Agregue emociones y la función se volverá biológicamente más memorable. Los sonidos y aromas pueden generar emoción y anticipación antes de la cena, mientras que las obras de arte cinéticas en el vestíbulo atraen la atención en el momento en que los invitados ingresan. La combinación de estimulación sensorial, estimulación emocional y coreografía espacial se convierte en el motor del carisma de la propiedad, creando un personaje que trasciende la apariencia.
Aquí es donde el diseño se transforma de algo que los invitados miran a algo que sienten. Una característica atractiva crea sorpresa durante toda la estadía: un momento de tensión incorporado en la iluminación a medida que los huéspedes se mueven entre las áreas, una migración de aroma que conecta directamente con el lobby y una firma de sonido que se desarrolla sutilmente a lo largo de una comida de tres platos. Estas elecciones actúan como anclas emocionales, difíciles de mencionar y difíciles de olvidar.
El carisma no se construye con un gran gesto. Se construye a través de muchos momentos sutiles de emoción, contraste y atmósfera, todos ellos acumulados para formar el aura emocional de la propiedad. Si se implementan intencionalmente, estos elementos transforman un hotel de un lugar para quedarse a un lugar del que vale la pena hablar.
Encuentra la unicidad
El panorama hotelero es más competitivo que nunca y el olvido es una de las mayores amenazas que enfrenta la industria. Los huéspedes pueden encontrar hermosas habitaciones y comodidades de primer nivel en cualquier lugar, pero lo que impulsa la verdadera singularidad es el carisma: la atracción emocional que hace que un hotel se sienta especial.

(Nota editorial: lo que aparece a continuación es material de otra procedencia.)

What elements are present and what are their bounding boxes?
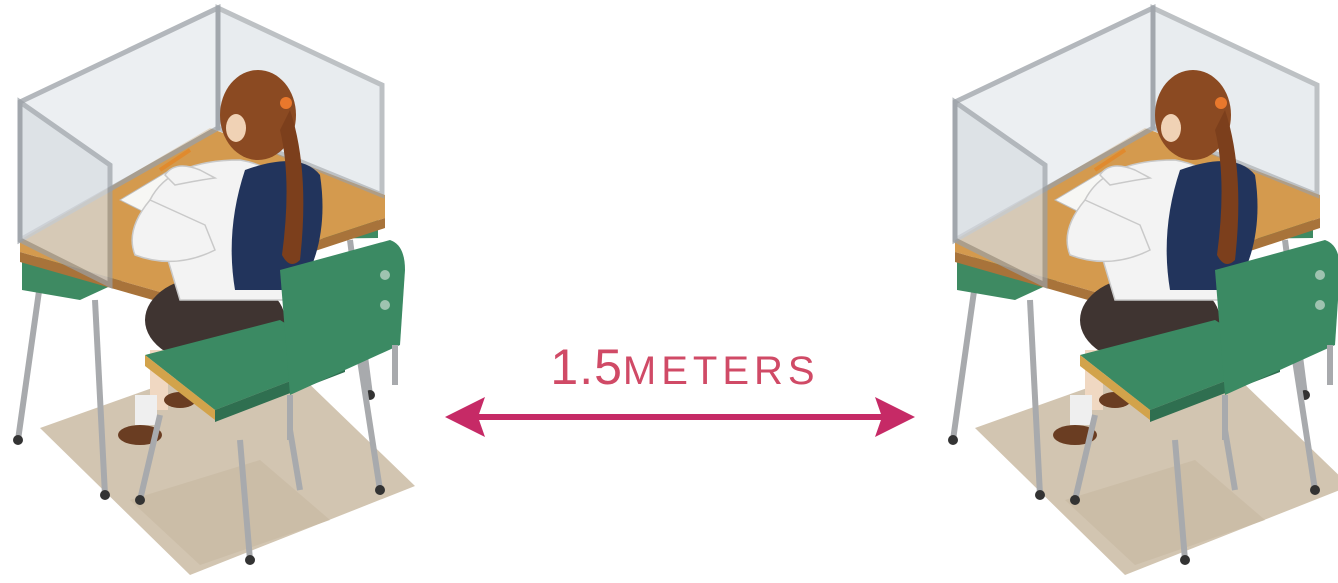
distance-value: 1.5 bbox=[550, 339, 623, 395]
distance-unit: METERS bbox=[623, 349, 820, 393]
student-at-desk-with-partition-icon bbox=[935, 0, 1338, 583]
double-arrow-icon bbox=[440, 392, 920, 442]
student-at-desk-with-partition-icon bbox=[0, 0, 440, 583]
right-student-desk-illustration bbox=[935, 0, 1338, 583]
distance-indicator: 1.5METERS bbox=[440, 330, 920, 450]
distance-label: 1.5METERS bbox=[525, 338, 845, 396]
left-student-desk-illustration bbox=[0, 0, 440, 583]
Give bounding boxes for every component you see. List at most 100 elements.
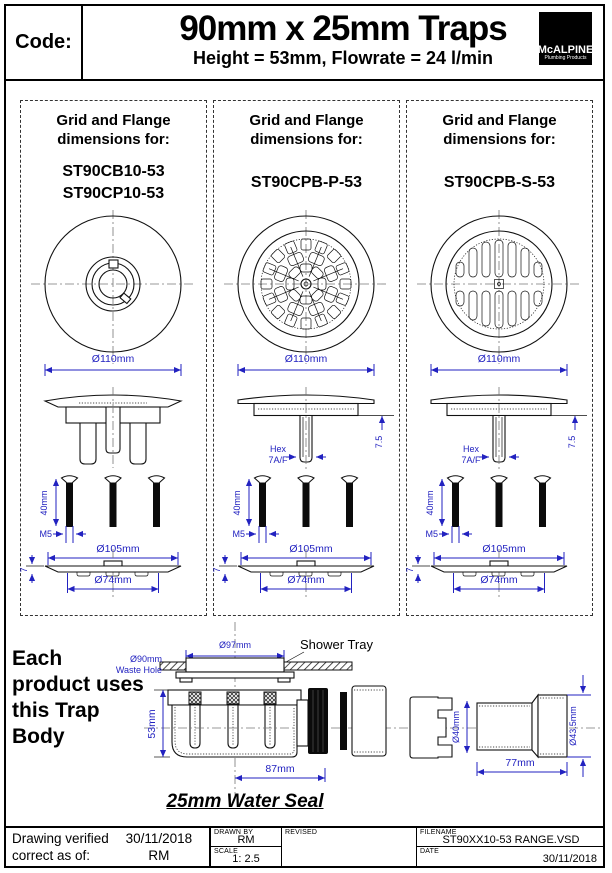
model-numbers: ST90CB10-53 ST90CP10-53 (21, 159, 206, 207)
page-title: 90mm x 25mm Traps (179, 9, 507, 48)
dim-thread: M5 (232, 529, 245, 539)
dim-outlet-od: Ø43.5mm (568, 706, 578, 746)
dim-screw-length: 40mm (39, 490, 49, 515)
brand-logo-name: McALPINE (537, 44, 594, 56)
waste-hole-label-1: Ø90mm (130, 654, 162, 664)
dim-stem-depth: 7.5 (374, 436, 384, 449)
top-view-plain-cover (31, 210, 195, 364)
dim-grid-od: Ø110mm (285, 353, 328, 365)
dim-hex-line2: 7A/F (268, 455, 288, 465)
intro-line: Body (12, 725, 65, 748)
side-view-stem-flange: 7.5 Hex 7A/F (237, 387, 394, 470)
dim-hex-line1: Hex (463, 444, 480, 454)
shower-tray-label: Shower Tray (300, 637, 373, 652)
panel-st90cpb-p: Grid and Flange dimensions for: ST90CPB-… (212, 100, 400, 616)
panel-st90cpb-s: Grid and Flange dimensions for: ST90CPB-… (405, 100, 593, 616)
dim-flange-edge: 7 (19, 567, 29, 572)
model-number: ST90CPB-S-53 (443, 174, 556, 191)
model-numbers: ST90CPB-P-53 (214, 159, 399, 207)
dim-hex-line2: 7A/F (461, 455, 481, 465)
flange-underside-dimensions: Ø105mm 7 Ø74mm (212, 543, 375, 598)
panel-heading-line1: Grid and Flange (56, 112, 171, 129)
flange-underside-dimensions: Ø105mm 7 Ø74mm (405, 543, 568, 598)
flange-underside-dimensions: Ø105mm 7 Ø74mm (19, 543, 182, 598)
dim-flange-id: Ø74mm (480, 574, 518, 586)
model-numbers: ST90CPB-S-53 (407, 159, 592, 207)
drawn-by-cell: DRAWN BY RM (209, 828, 281, 847)
grid-od-dimension: Ø110mm (237, 353, 375, 376)
grid-od-dimension: Ø110mm (430, 353, 568, 376)
dim-thread: M5 (39, 529, 52, 539)
dim-flange-od: Ø105mm (482, 543, 525, 555)
verified-date: 30/11/2018 (125, 831, 193, 846)
panel-heading: Grid and Flange dimensions for: (407, 111, 592, 149)
panel-heading-line1: Grid and Flange (442, 112, 557, 129)
screw-dimensions: 40mm M5 (39, 479, 86, 543)
waste-hole-label-2: Waste Hole (116, 665, 162, 675)
dim-grid-od: Ø110mm (92, 353, 135, 365)
panel-heading: Grid and Flange dimensions for: (21, 111, 206, 149)
outlet-assembly: Ø40mm Ø43.5mm (296, 675, 591, 777)
dim-outlet-id: Ø40mm (451, 711, 461, 743)
filename-cell: FILENAME ST90XX10-53 RANGE.VSD (416, 828, 605, 847)
scale-label: SCALE (214, 848, 238, 855)
date-value: 30/11/2018 (542, 853, 597, 865)
revised-cell: REVISED (281, 828, 416, 866)
code-label: Code: (6, 6, 83, 79)
title-block: Code: 90mm x 25mm Traps Height = 53mm, F… (4, 4, 605, 81)
brand-logo: McALPINE Plumbing Products (537, 12, 594, 65)
trap-body-intro: Each product uses this Trap Body (12, 646, 162, 750)
trap-body-drawing: Ø97mm Shower Tray Ø90mm Waste Hole (116, 622, 600, 796)
fixing-screws (446, 475, 552, 527)
scale-cell: SCALE 1: 2.5 (209, 847, 281, 866)
panel-heading-line2: dimensions for: (443, 131, 556, 148)
side-view-clip-flange (43, 387, 183, 468)
dim-top-od: Ø97mm (219, 640, 251, 650)
title-strip: Drawing verified correct as of: 30/11/20… (4, 826, 605, 868)
page-subtitle: Height = 53mm, Flowrate = 24 l/min (192, 48, 494, 68)
water-seal-note: 25mm Water Seal (166, 791, 324, 812)
dim-screw-length: 40mm (425, 490, 435, 515)
fixing-screws (253, 475, 359, 527)
model-number: ST90CPB-P-53 (250, 174, 363, 191)
dim-hex-line1: Hex (270, 444, 287, 454)
date-label: DATE (420, 848, 439, 855)
title-area: 90mm x 25mm Traps Height = 53mm, Flowrat… (83, 6, 603, 79)
brand-logo-tagline: Plumbing Products (544, 55, 587, 61)
verified-value: 30/11/2018 RM (109, 830, 209, 864)
trap-dimensions: 53mm 87mm 77mm (146, 689, 568, 782)
drawn-by-value: RM (237, 834, 255, 846)
dim-flange-id: Ø74mm (94, 574, 132, 586)
dim-flange-od: Ø105mm (289, 543, 332, 555)
verified-by: RM (148, 848, 170, 863)
dim-thread: M5 (425, 529, 438, 539)
dim-flange-id: Ø74mm (287, 574, 325, 586)
panel-heading: Grid and Flange dimensions for: (214, 111, 399, 149)
dim-grid-od: Ø110mm (478, 353, 521, 365)
intro-line: Each (12, 647, 63, 670)
verified-label-line2: correct as of: (12, 848, 91, 863)
model-number: ST90CP10-53 (62, 185, 165, 202)
dim-flange-edge: 7 (405, 567, 415, 572)
fixing-screws (60, 475, 166, 527)
panel-heading-line2: dimensions for: (57, 131, 170, 148)
revised-label: REVISED (285, 829, 318, 836)
screw-dimensions: 40mm M5 (425, 479, 472, 543)
grid-flange-drawing-2: Ø110mm 7.5 Hex 7A/F (212, 210, 394, 598)
screw-dimensions: 40mm M5 (232, 479, 279, 543)
dim-flange-od: Ø105mm (96, 543, 139, 555)
filename-value: ST90XX10-53 RANGE.VSD (442, 834, 580, 846)
date-cell: DATE 30/11/2018 (416, 847, 605, 866)
dim-outlet-length: 77mm (505, 757, 534, 769)
grid-od-dimension: Ø110mm (44, 353, 182, 376)
grid-flange-drawing-3: Ø110mm 7.5 Hex 7A/F (405, 210, 587, 598)
verified-cell: Drawing verified correct as of: 30/11/20… (6, 828, 209, 866)
top-view-radial-grid (224, 210, 388, 364)
grid-flange-drawing-1: Ø110mm (19, 210, 195, 598)
intro-line: product uses (12, 673, 144, 696)
verified-label-line1: Drawing verified (12, 831, 109, 846)
waste-flange-and-tray: Ø97mm Shower Tray Ø90mm Waste Hole (116, 622, 373, 796)
dim-stem-depth: 7.5 (567, 436, 577, 449)
model-number: ST90CB10-53 (62, 163, 165, 180)
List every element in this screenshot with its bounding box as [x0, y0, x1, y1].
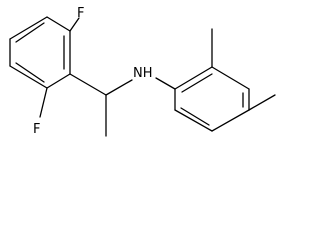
- ring-b-bond-4: [211, 109, 250, 132]
- ring-b-double-1: [181, 73, 213, 93]
- ring-a-double-3: [15, 22, 45, 43]
- fluorine-bottom-label: F: [33, 122, 40, 137]
- nitrogen-to-ring-bond: [155, 77, 176, 90]
- difluorophenyl-ring: [9, 16, 71, 89]
- ring-a-bond-4: [9, 65, 48, 89]
- ring-to-ch-bond: [69, 73, 107, 96]
- ring-b-bond-2: [211, 66, 250, 90]
- fluorine-bottom-bond: [39, 87, 48, 118]
- amine-nitrogen-label: NH: [133, 66, 153, 81]
- fluorine-top-bond: [69, 17, 80, 32]
- ring-b-bond-1: [174, 66, 213, 90]
- ring-a-bond-3: [46, 73, 71, 89]
- dimethylphenyl-ring: [174, 66, 250, 132]
- ring-a-bond-1: [46, 16, 71, 32]
- ring-a-bond-6: [9, 16, 48, 40]
- ch-to-nitrogen-bond: [105, 79, 133, 96]
- para-methyl-bond: [248, 94, 276, 111]
- ring-b-double-3: [180, 107, 210, 126]
- molecule-diagram: F F NH: [9, 6, 276, 137]
- ring-b-bond-5: [174, 109, 213, 132]
- fluorine-top-label: F: [77, 6, 84, 21]
- ring-a-double-2: [15, 62, 45, 83]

El carisma ya no es un lujo. Es un diferenciador, un motor de ingresos y una necesidad creciente. Los hoteles que tengan éxito en la próxima década no ganarán porque lucen mejor en línea. Ganarán porque tendrán personalidad, carisma y encanto, incluso si los invitados no saben exactamente por qué.
Éste es el poder de la determinación emocional. Es algo que no se ve, que a menudo se pasa por alto y, en definitiva, la diferencia entre una estancia y un viaje que vale la pena recordar.